Buddhist society of those days in Japan lapsed into idleness and was spending all the time engaging Soshiki-Bukkyo* since Danka system (all the common people had to belong to bodaiji—family temple and become the temple’s danka—supporter of a Buddhist temple) had been established by the bakufu (Japanese feudal government headed by a shogun) as a part of its policy for religions to suppress Christians. To recover the original purpose of Buddhism—religion for living persons, Nissen Shonin entered into the priesthood at Ryusenji temple of the Hokke sect in Awaji island, Hyogo prefecture, at his age of thirty-two. However, since his enthusiasm for a reform of Japanese Buddhism and salvation of common people wasn’t a help, rather a hindrance to not only Hokke sect but also the whole Buddhist society that lapsed into idleness, they began to suppress Nissen Shonin harshly. Even so, he founded a new Buddhist sect, Honmon Butsuryu Ko on January 12, 1857 (the twelfth of the first month of the fourth year of Ansei period) with great pride that he was the only person who inherited the legitimacy of Nichiren and Nichiryu Shonin, messengers of the Primordial Buddha. It was at his age of forty. Honmon in Honmon Butsuryu Ko is literally means “Honmon Happon teaching,” Butsuryu means “the Buddhist sect that not a man who was said to be a Buddhist master but the Primordial Buddha established,” and Ko represents “a group of priests and lay followers who study Buddhist scriptures.” Therefore, Nissen Shonin established a sect that believes in and rely on the Odaimoku—quintessence of Honmon Happon teaching of the Lotus Sutra in accordance with the true intention of the Primordial Buddha.

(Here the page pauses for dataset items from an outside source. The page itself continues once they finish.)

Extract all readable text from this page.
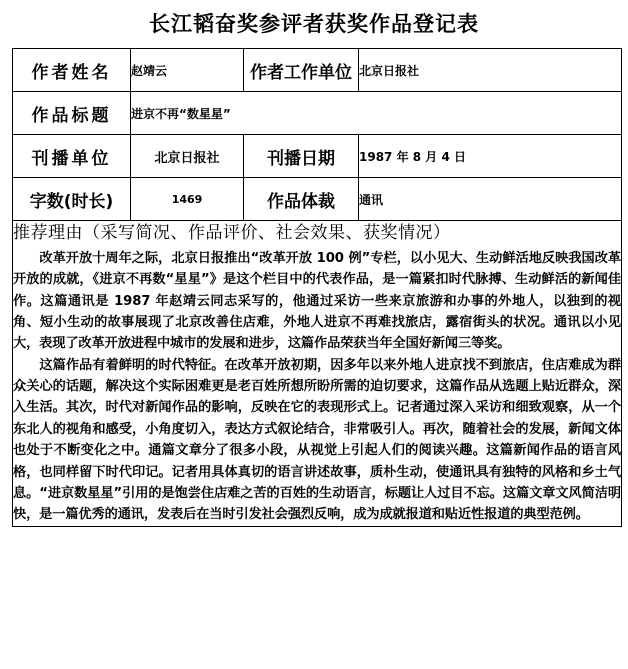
长江韬奋奖参评者获奖作品登记表
作者姓名	赵靖云	作者工作单位	北京日报社
作品标题	进京不再“数星星”		
刊播单位	北京日报社	刊播日期	1987 年 8 月 4 日
字数(时长)	1469	作品体裁	通讯

推荐理由（采写简况、作品评价、社会效果、获奖情况）

改革开放十周年之际，北京日报推出“改革开放 100 例”专栏，以小见大、生动鲜活地反映我国改革开放的成就，《进京不再数“星星”》是这个栏目中的代表作品，是一篇紧扣时代脉搏、生动鲜活的新闻佳作。这篇通讯是 1987 年赵靖云同志采写的，他通过采访一些来京旅游和办事的外地人，以独到的视角、短小生动的故事展现了北京改善住店难，外地人进京不再难找旅店，露宿街头的状况。通讯以小见大，表现了改革开放进程中城市的发展和进步，这篇作品荣获当年全国好新闻三等奖。

这篇作品有着鲜明的时代特征。在改革开放初期，因多年以来外地人进京找不到旅店，住店难成为群众关心的话题，解决这个实际困难更是老百姓所想所盼所需的迫切要求，这篇作品从选题上贴近群众，深入生活。其次，时代对新闻作品的影响，反映在它的表现形式上。记者通过深入采访和细致观察，从一个东北人的视角和感受，小角度切入，表达方式叙论结合，非常吸引人。再次，随着社会的发展，新闻文体也处于不断变化之中。通篇文章分了很多小段，从视觉上引起人们的阅读兴趣。这篇新闻作品的语言风格，也同样留下时代印记。记者用具体真切的语言讲述故事，质朴生动，使通讯具有独特的风格和乡土气息。“进京数星星”引用的是饱尝住店难之苦的百姓的生动语言，标题让人过目不忘。这篇文章文风简洁明快，是一篇优秀的通讯，发表后在当时引发社会强烈反响，成为成就报道和贴近性报道的典型范例。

From that time on, Nissen Shonin spread Nichiren Shonin’s teachings through Gokyoka, 3,000 or more tankas (31 syllables’ poem) that Nissen Shonin himself composed to make Nichiren doctrines easier to understand in the ages when there were many people who cannot read or write. Honmon Butsuryu Ko became a force mainly in the Kyoto-Kobe-Osaka area as Nissen Shonin showed Gensho no Goriyaku everywhere by thorough practice of Kusho-gyo (see What will happen if we chant the Odaimoku, Namu-Myohorengekyo?) until he died at 74 on July 17, 1890 (the 23rd year of Meiji era).
HBS members call Nissen Shonin also Kaido Shonin. Kaido is an abbreviation for “Kaihotsu-kyodo.” Kaihotsu literally means “bringing waste land under cultivation” and Kyodo means “teaching and guiding.” Therefore, the title Kaido expresses that Nissen Shoninrevived the faith in the Odaimoku—quintessence of the teachings of the Primordial Buddha establishing a new Buddhist sect, Honmon Butsuryu Ko when it was just about to die out after about 430 years having passed since Nichiryu Shonin’s death and guided our feet into the way of true Buddhism.
(*) Soshiki-Bukkyo
Soshiki-Bukkyo (literally, ‘funeral Buddhism’) refers to a way of belief in which people conduct Buddhist funerals and Buddhist memorial services while being rarely involved in Buddhist activities and in Buddhist doctrines in their daily lives. The major turning point for Buddhism of Japan to change into Soshiki-Bukkyo was the Danka system. Due to the system, most of Buddhist sects in Japan forgot what Buddhist teachings are originally for or what the purpose of their existence is.